Je namhafter der Maotai wurde, desto mehr Leute kamen an die Ufer des Roten Wassers, um die Gär- und Brenntechnik zu erlernen. Zurück an ihrem Heimatort gelang es jedoch auch den Eifrigsten nicht, einen Schnaps Marke Maotai zu kopieren. Das Geheimnis des Maotaier Feuerwassers liegt im feuchten Klima und im Wasser des Chishui, aber auch in der Brenntechnik. Maotai kommt eben aus Maotai. Woher sonst.

Maotai war früher nur ein kleines, unbedeutendes Bergnest. Seit 1745 kann es per Schiff erreicht werden, und seitdem ist es ein wichtiger Hafen am Chishui. Auch die Hafenarbeiter brauchen den Schnaps, zum Einreiben, versteht sich, das mindert die Hitze und gibt Kraft, die hin und her fahrenden Passagiere der Schiffe und der Fähre brauchen den Maotai, um sich nach der langen Fahrt zu erfrischen und den Staub aus der Kehle zu spülen. Nicht zuletzt deshalb entwickelte sich die Brennerei schnell.
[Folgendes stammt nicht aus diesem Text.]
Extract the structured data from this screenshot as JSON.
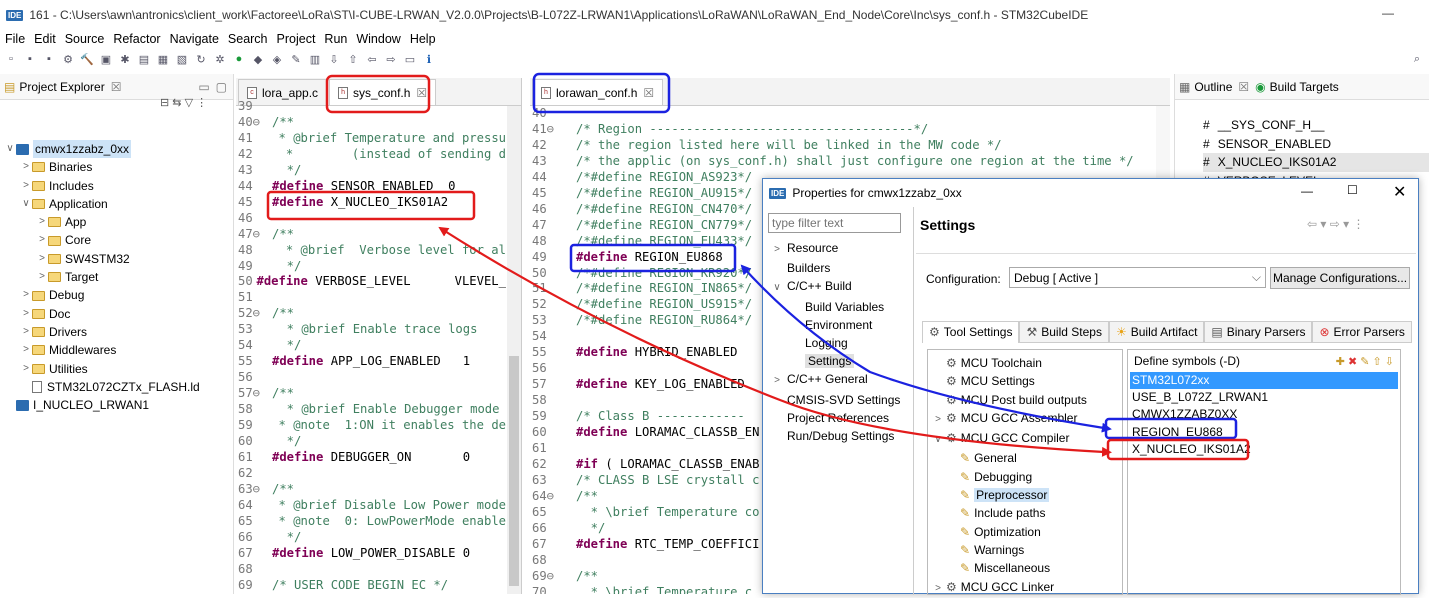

Die Maotai-Brennerei hat indes schon eine längere Geschichte. Vor etwa 200 Jahren kam ein Händler nach Maotai und entdeckte, was für ein einzigartiges Aroma der dortige Schnaps hatte. Er rang sich dazu durch, eine Brennerei einzurichten. Nach und nach fand er einen geradezu idealen Herstellungsprozess heraus, und so entstand schon in der Qing-Dynastie der Welt feinstes Tröpfchen. Vor knapp dreißig Jahren wurde Maotai auch ans Straßennetz angeschlossen, und der Hafen verlor etwas an Bedeutung. Die Schnapsproduktion aber erreichte ungeahnte Höhen. „Man darf mit allem Recht sagen, dass der Schnaps ganz Maotai ernährt“, sagte Ji Keliang. Na denn Prost. Oder „gan bei“, wie es hier heißt.